The Veritas about Harvard (CHE) – Kevin Carey examines an issue that Mike has often thought about: Harvard’s $27 billion endowment. Until this year’s stock fall, the endowment was over $35 billion, yet Harvard still enrolls only 1,600 undergraduate students. That’s $16.9 million per student. How is Harvard using this incredible wealth? By cutting back on services and increasing class sizes. Carey looks at some other options.
Colleges and H1N1 – A Miami (OH) freshman died of H1N1 this past weekend, just days after a recent graduate died from viral pneumonia. How are your universities dealing with H1N1? How are Christians on campus responding? Rodney Stark, in his book The Rise of Christianity, argues that two major epidemics (the Antonine and Cyprian plagues) in the Roman Empire would have been much worse if not for the sacrificial love of Christian caregivers. Are you seeing love expressed on your campuses?
Week in Review (Updated)
[Editor's note: This is a new weekly feature from your blog contributors. Each week, we'll be posting articles, books, news, etc., that Tom, Mike, and the ESN community have been pondering. If you have a book or article you'd like us to add to next week's Review, add it in the comments or send it to either Mike or Tom.
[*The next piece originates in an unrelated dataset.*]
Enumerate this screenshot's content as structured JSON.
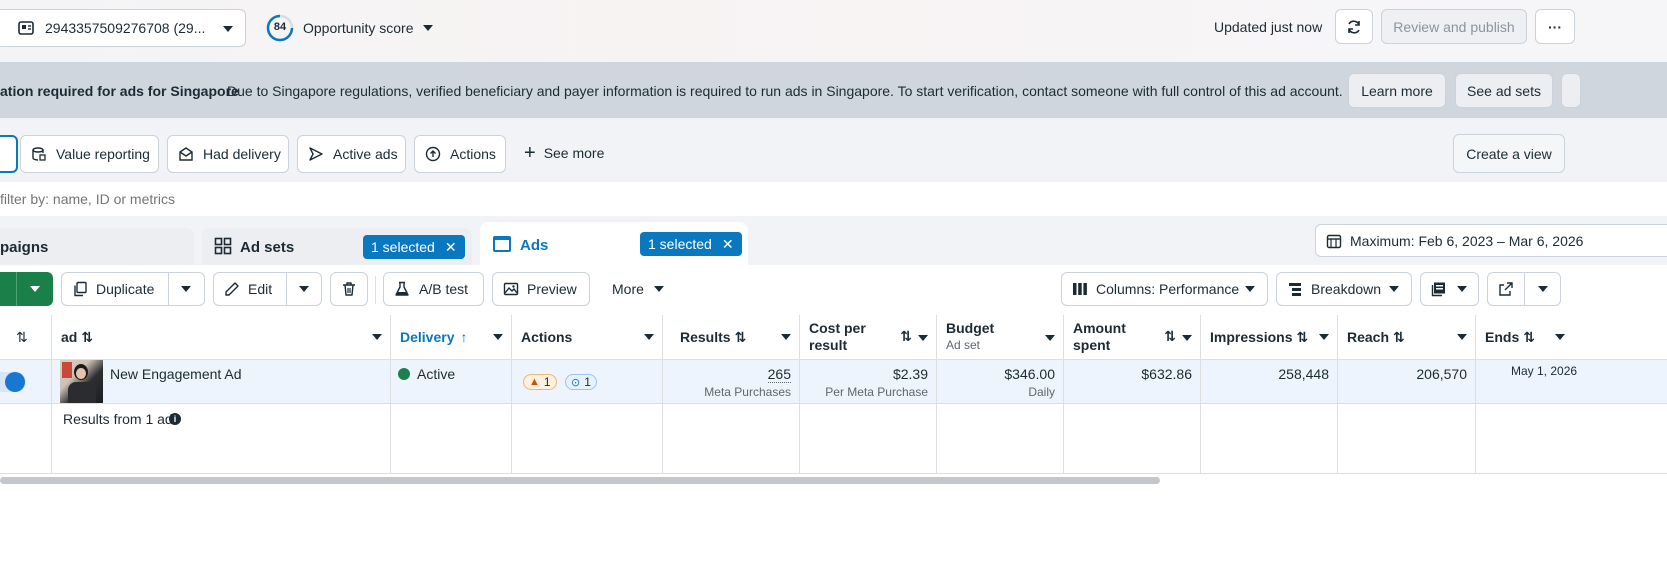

Thanks!]
The Harvard disadvantage – The Boston Globe takes a very personal look at students from poor backgrounds at Harvard and their struggles to fit in with the children of privilege.
In the Chronicle, Audrey Williams June provides two looks at the changing world of tenure: a report on the rapid decrease of tenure-track instructors (73% of instructors, including graduate assistants, are now off the tenure track) and a profile of St. John’s 2008 decision to move 20 contingent writing instructors to tenure-track positions.
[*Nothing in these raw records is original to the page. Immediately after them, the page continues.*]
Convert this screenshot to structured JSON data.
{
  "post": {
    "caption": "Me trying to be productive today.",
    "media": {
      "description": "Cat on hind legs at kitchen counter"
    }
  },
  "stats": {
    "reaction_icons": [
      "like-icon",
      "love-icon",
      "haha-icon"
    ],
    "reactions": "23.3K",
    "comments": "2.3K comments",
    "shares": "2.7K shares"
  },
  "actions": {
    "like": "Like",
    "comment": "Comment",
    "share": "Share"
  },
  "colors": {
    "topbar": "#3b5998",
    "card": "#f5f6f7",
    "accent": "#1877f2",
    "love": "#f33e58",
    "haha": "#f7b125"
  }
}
A few weeks ago, Inside Higher Ed published this advice on managing large writing projects from John Gastil. I (Mike) am working on a large writing project myself at the moment, and plan to take Gastil’s advice about outlining, scheduling, and setting deadlines.
A fine tuned universe? At Scot McKnight’s Jesus Creed blog, RJS (a science professor) reviews some high profile opinions on the Anthropic Principle.
From the community
Dave Snoke submitted this very interesting article from the UK, about an Oxford researcher, Justin Barrett, who claims that belief in God (or at least, a god) is ” built into the natural development of children’s minds,” not something learned from the culture around them.
Books
N.T. Wright’s Justification: God’s Plan & Paul’s Vision (InterVarsity Press, 2009). Here’s a quote to ponder:
“Knowing God for oneself, as opposed to knowing or thinking about him, is at the heart of Christian living. Discovering that God is gracious, rather than a distant bureaucrat or a dangerous tyrant, is the good news that constantly surprises and refreshes us. But we are not the center of the universe. God is not circling around us. We are circling around him. It may look, from our view, as though “me and my salvation” are the be-all and end-all of Christianity. Sadly, many people — many devout Christians! — have preached that way and lived that way. This problem is not peculiar to the churches of the Reformation. It goes back to the high Middle Ages in the Western church, and infects and affects Catholic and Protestant, liberal and conservative, high and low church alike. But a full reading of Scripture itself tells a different story. God made humans for a purpose: not simply for themselves, not simply so that they could be in relationship with him, but so that through them, as his image-bearers, he could bring his wise, glad, fruitful order to the world.” — pp.23-24.